When it comes to building innovative products, it is critical to start with understanding the problem and do this from all facets. Once you truly understand the problem, the solution will reveal itself. Earlier in my career, I was quick to try to “solve” the problems. I would spend time dreaming up the solution to a problem that I did not fully understand. I soon learned that you must take the time to understand and appreciate the problem, look at it from all angles, listen to other opinions, and see what has been done before. If you pursue solutions too quickly without that complete understanding of the problem, you might miss the opportunity for a breakthrough.

In the case of Rani, where we are working to improve the lives of millions of people, I had to look at all of the ways that previous approaches have failed in order to come up with a radically different way to solve the problem. Rather than try to change the drug to make it viable orally, which had been tried many times before by other companies, I decided we needed to take a very different approach and instead change how the drug is delivered. Out of that concept, the RaniPill™ capsule was born. 

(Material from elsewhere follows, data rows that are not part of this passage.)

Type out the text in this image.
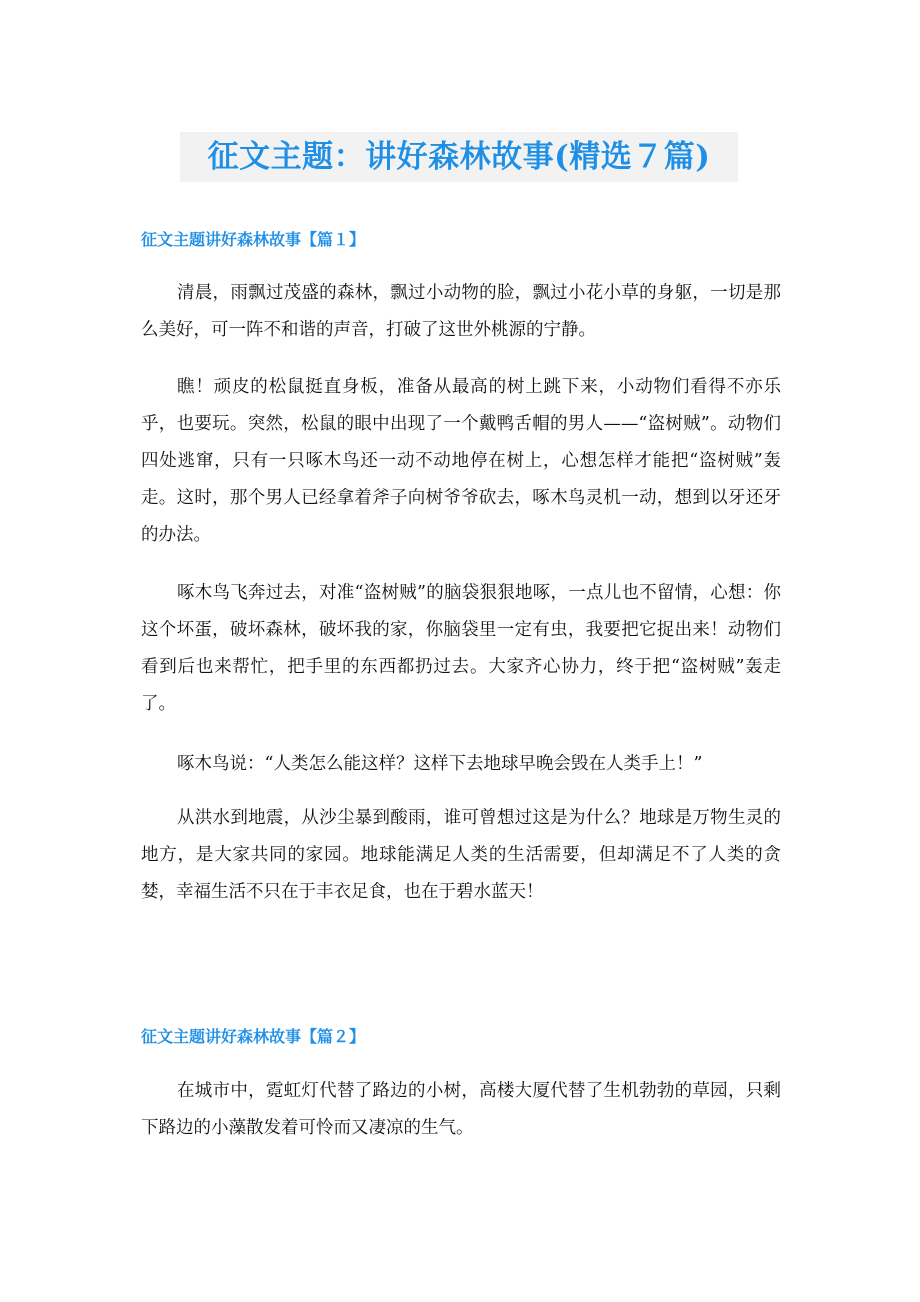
征文主题：讲好森林故事(精选７篇)
征文主题讲好森林故事【篇１】

清晨，雨飘过茂盛的森林，飘过小动物的脸，飘过小花小草的身躯，一切是那么美好，可一阵不和谐的声音，打破了这世外桃源的宁静。

瞧！顽皮的松鼠挺直身板，准备从最高的树上跳下来，小动物们看得不亦乐乎，也要玩。突然，松鼠的眼中出现了一个戴鸭舌帽的男人——“盗树贼”。动物们四处逃窜，只有一只啄木鸟还一动不动地停在树上，心想怎样才能把“盗树贼”轰走。这时，那个男人已经拿着斧子向树爷爷砍去，啄木鸟灵机一动，想到以牙还牙的办法。

啄木鸟飞奔过去，对准“盗树贼”的脑袋狠狠地啄，一点儿也不留情，心想：你这个坏蛋，破坏森林，破坏我的家，你脑袋里一定有虫，我要把它捉出来！动物们看到后也来帮忙，把手里的东西都扔过去。大家齐心协力，终于把“盗树贼”轰走了。

啄木鸟说：“人类怎么能这样？这样下去地球早晚会毁在人类手上！”

从洪水到地震，从沙尘暴到酸雨，谁可曾想过这是为什么？地球是万物生灵的地方，是大家共同的家园。地球能满足人类的生活需要，但却满足不了人类的贪婪，幸福生活不只在于丰衣足食，也在于碧水蓝天！

征文主题讲好森林故事【篇２】

在城市中，霓虹灯代替了路边的小树，高楼大厦代替了生机勃勃的草园，只剩下路边的小藻散发着可怜而又凄凉的生气。
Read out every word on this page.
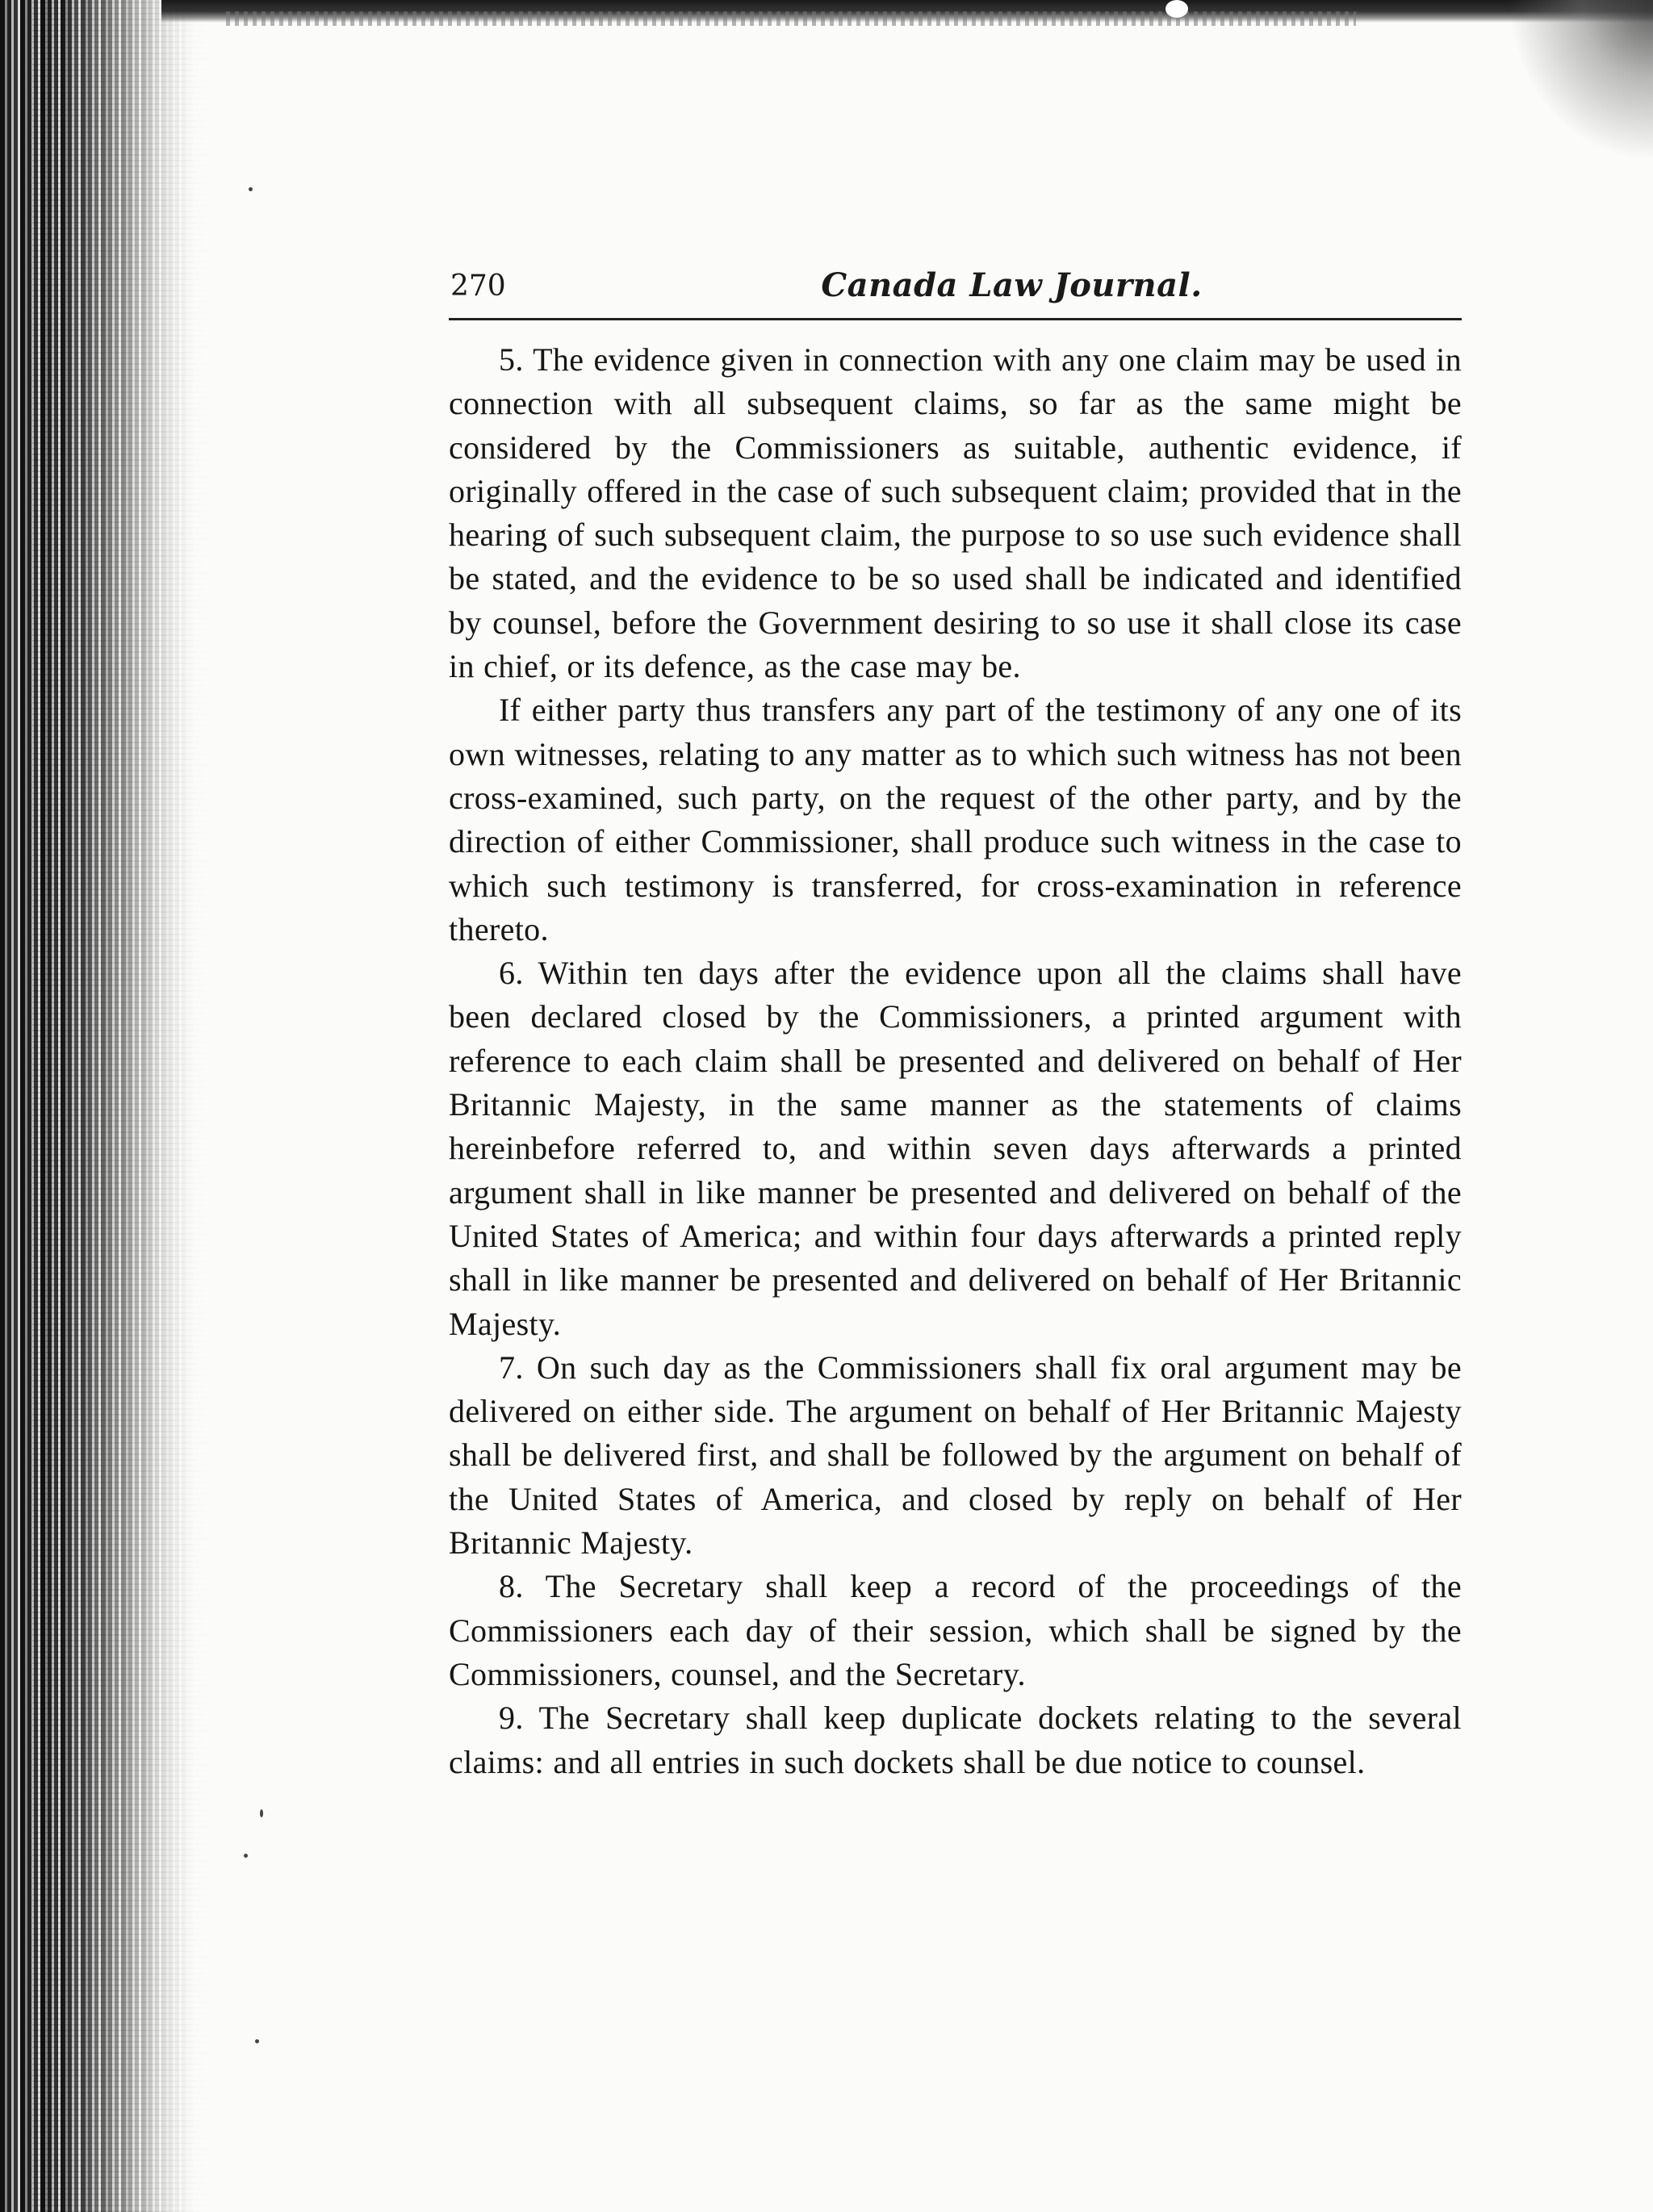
270	Canada Law Journal.

5. The evidence given in connection with any one claim may be used in connection with all subsequent claims, so far as the same might be considered by the Commissioners as suitable, authentic evidence, if originally offered in the case of such subsequent claim; provided that in the hearing of such subsequent claim, the purpose to so use such evidence shall be stated, and the evidence to be so used shall be indicated and identified by counsel, before the Government desiring to so use it shall close its case in chief, or its defence, as the case may be.

If either party thus transfers any part of the testimony of any one of its own witnesses, relating to any matter as to which such witness has not been cross-examined, such party, on the request of the other party, and by the direction of either Commissioner, shall produce such witness in the case to which such testimony is transferred, for cross-examination in reference thereto.

6. Within ten days after the evidence upon all the claims shall have been declared closed by the Commissioners, a printed argument with reference to each claim shall be presented and delivered on behalf of Her Britannic Majesty, in the same manner as the statements of claims hereinbefore referred to, and within seven days afterwards a printed argument shall in like manner be presented and delivered on behalf of the United States of America; and within four days afterwards a printed reply shall in like manner be presented and delivered on behalf of Her Britannic Majesty.

7. On such day as the Commissioners shall fix oral argument may be delivered on either side. The argument on behalf of Her Britannic Majesty shall be delivered first, and shall be followed by the argument on behalf of the United States of America, and closed by reply on behalf of Her Britannic Majesty.

8. The Secretary shall keep a record of the proceedings of the Commissioners each day of their session, which shall be signed by the Commissioners, counsel, and the Secretary.

9. The Secretary shall keep duplicate dockets relating to the several claims: and all entries in such dockets shall be due notice to counsel.
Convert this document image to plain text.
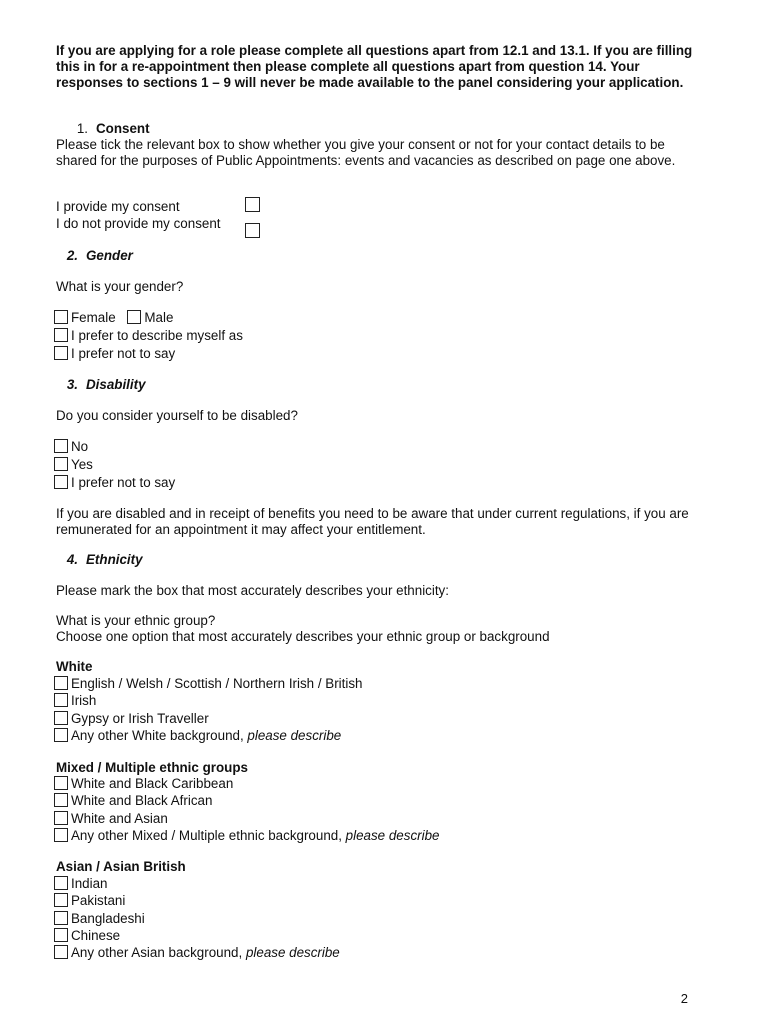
If you are applying for a role please complete all questions apart from 12.1 and 13.1. If you are filling this in for a re-appointment then please complete all questions apart from question 14. Your responses to sections 1 – 9 will never be made available to the panel considering your application.

1. Consent
Please tick the relevant box to show whether you give your consent or not for your contact details to be shared for the purposes of Public Appointments: events and vacancies as described on page one above.
I provide my consent
I do not provide my consent
2. Gender
What is your gender?
Female Male
I prefer to describe myself as
I prefer not to say
3. Disability
Do you consider yourself to be disabled?
No
Yes
I prefer not to say
If you are disabled and in receipt of benefits you need to be aware that under current regulations, if you are remunerated for an appointment it may affect your entitlement.
4. Ethnicity
Please mark the box that most accurately describes your ethnicity:
What is your ethnic group?
Choose one option that most accurately describes your ethnic group or background
White
English / Welsh / Scottish / Northern Irish / British
Irish
Gypsy or Irish Traveller
Any other White background, please describe
Mixed / Multiple ethnic groups
White and Black Caribbean
White and Black African
White and Asian
Any other Mixed / Multiple ethnic background, please describe
Asian / Asian British
Indian
Pakistani
Bangladeshi
Chinese
Any other Asian background, please describe
2
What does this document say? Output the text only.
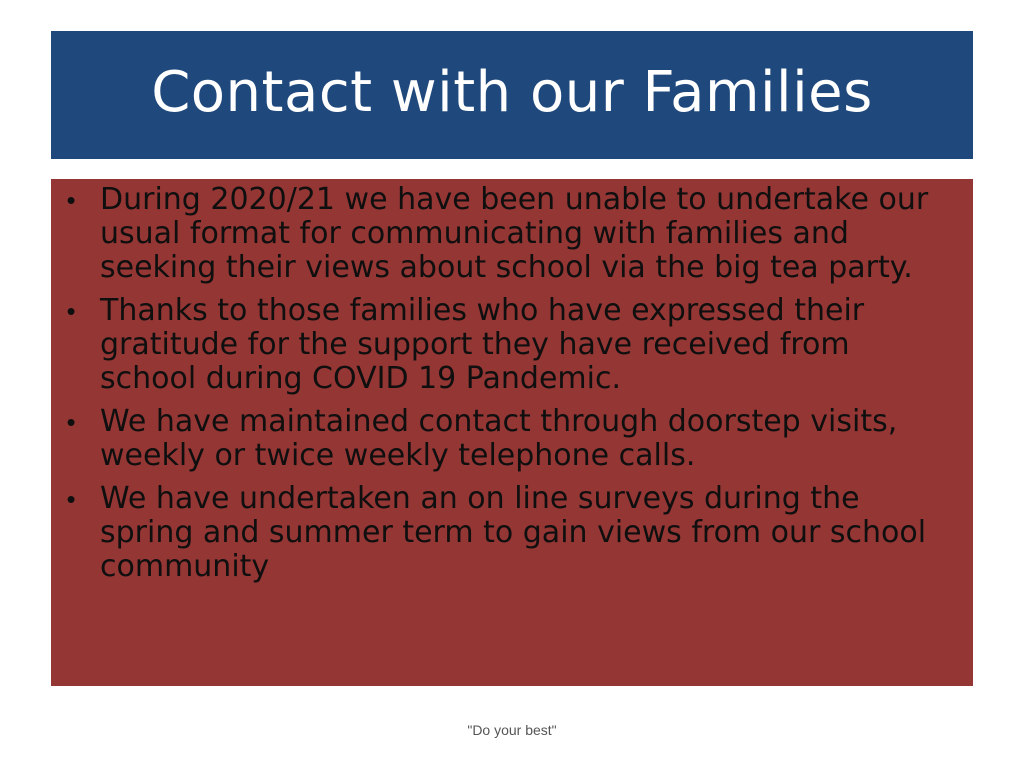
Contact with our Families
• During 2020/21 we have been unable to undertake our usual format for communicating with families and seeking their views about school via the big tea party.
• Thanks to those families who have expressed their gratitude for the support they have received from school during COVID 19 Pandemic.
• We have maintained contact through doorstep visits, weekly or twice weekly telephone calls.
• We have undertaken an on line surveys during the spring and summer term to gain views from our school community
"Do your best"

What’s on the horizon for you, and for Rani Therapeutics? Where do you see your roadmap taking you in 2020 and beyond?

It’s an exciting time for Rani Therapeutics. We’ve done hundreds of preclinical studies by delivering more than 1,000 capsules. We’ve tested nine drugs, including insulin, GLP-1 [for diabetes] and Humira [for arthritis] and we’ve demonstrated that the RaniPill™ capsule delivery is equivalent to subcutaneous injection. Later this year, we’ll be testing a drug called Octreotide which treats patients suffering from acromegaly, a condition resulting from the body’s pituitary gland producing an excessive amount of growth hormone. Next year, we’ll be testing several other drugs in Phase 1 studies. We are getting closer to bringing the RaniPill™ capsule to patients and improving the lives of millions. It’s an enormous challenge that keeps us focused and motivated every day.